Oil prices closed at $123 a barrel on Friday, and the cost of petrol on Britain’s forecourts jumped to a record high. It was hardly the backdrop Europe’s politicians had hoped for as they gathered in Brussels to rubber-stamp their new tax and spending rules (while stressing that growth, not austerity, is their priority).
Just when policymakers and businesses were daring to believe that growth was returning, after the eurozone crisis hammered confidence at the end of 2011, they’ve got a different and more viscous enemy to worry about. As Stephen King, chief economist at HSBC put it, “oil is the new Greece”.
Even the most pessimistic commentators think the combination of the European Central Bank’s long-term repo operation, and the €130bn bailout for Athens – albeit with half the money held back for the moment – has bought the eurozone some valuable time.

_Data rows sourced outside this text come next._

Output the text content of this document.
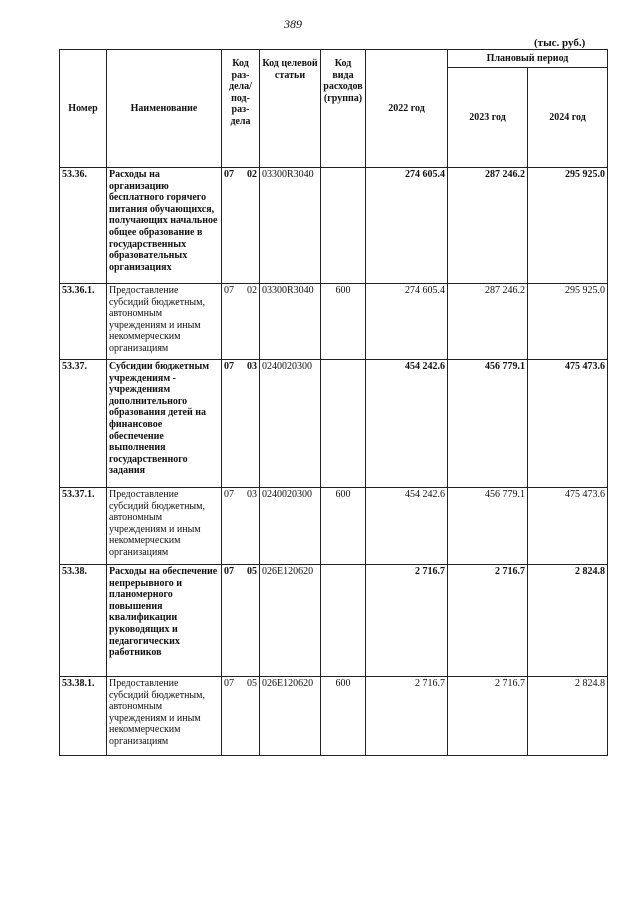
389
(тыс. руб.)
Номер	Наименование	Код раз-дела/ под-раз-дела	Код целевой статьи	Код вида расходов (группа)	2022 год	Плановый период	
						2023 год	2024 год
53.36.	Расходы на организацию бесплатного горячего питания обучающихся, получающих начальное общее образование в государственных образовательных организациях	07 02	03300R3040		274 605.4	287 246.2	295 925.0
53.36.1.	Предоставление субсидий бюджетным, автономным учреждениям и иным некоммерческим организациям	07 02	03300R3040	600	274 605.4	287 246.2	295 925.0
53.37.	Субсидии бюджетным учреждениям - учреждениям дополнительного образования детей на финансовое обеспечение выполнения государственного задания	07 03	0240020300		454 242.6	456 779.1	475 473.6
53.37.1.	Предоставление субсидий бюджетным, автономным учреждениям и иным некоммерческим организациям	07 03	0240020300	600	454 242.6	456 779.1	475 473.6
53.38.	Расходы на обеспечение непрерывного и планомерного повышения квалификации руководящих и педагогических работников	07 05	026E120620		2 716.7	2 716.7	2 824.8
53.38.1.	Предоставление субсидий бюджетным, автономным учреждениям и иным некоммерческим организациям	07 05	026E120620	600	2 716.7	2 716.7	2 824.8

The extra €1 trillion of three-year loans sloshing around from the ECB’s two interventions, in December and last week, has helped to avert the possibility of a full-blown credit crunch or a domino run of bank collapses for the time being. And the new loan to Athens will enable it to pay its bills for a while – though few believe that Greeks will ultimately put up with the penury to which they are being subjected.
But even as the flood of bad news from the eurozone abates for the time being, the crippling cost of commodities could choke off the recovery in Europe before it begins.
HSBC’s King points out that early in 2011, there was an optimistic mood abroad and forecasters were pencilling in a healthy year’s growth. Yet this renewed confidence, plus the cheap money that was the legacy of quantitative easing (QE) on both sides of the Atlantic, helped push up the cost of commodities such as oil and metals.
Even before the euro crisis reached its most dangerous phase last summer, these high commodity prices were depressing demand in the developed world – including from cash-strapped British families – and prompting the authorities in China, India and other emerging economies to tighten monetary policy to control inflation.
There are reasons to fear that oil prices could continue to rise this year, too: political tension in the Middle East over Iran’s purported nuclear ambitions has already led to increasingly tight sanctions on a key exporter of crude. Iran, for its part, has threatened to retaliate by shutting off the crucial supply route of the Strait of Hormuz.
At the same time, some of the new wave of cheap money from the latest round of QE by the Bank, plus the ECB’s repo operation, is likely to flow into commodities – after all, part of the way QE is meant to work is by pushing up the price of “other assets”. And thirdly, as King points out, there is a longer-term trend towards higher prices, as the balance of global growth shifts over time towards more energy-hungry emerging markets.
And high oil prices are exactly what the fragile economic recovery doesn’t need. In the short term, they feed straight through to high inflation, giving central banks a headache; but the west’s debt-burdened consumers are unlikely to be able to stomach those prices for long. So in the longer term, costlier energy will bear down on demand, knock confidence and hammer growth.
Germany led the eurozone into a downturn in the final quarter of 2011, and GDP contracted in the UK too, but there had been hopes more recently that the worst was over.
But if the upward pressures on the oil price continues, Europe’s strategy for economic recovery, such as it is, and George Osborne’s hopes that the UK will scrape clear of a double-dip, may soon be consumed by an oil slick.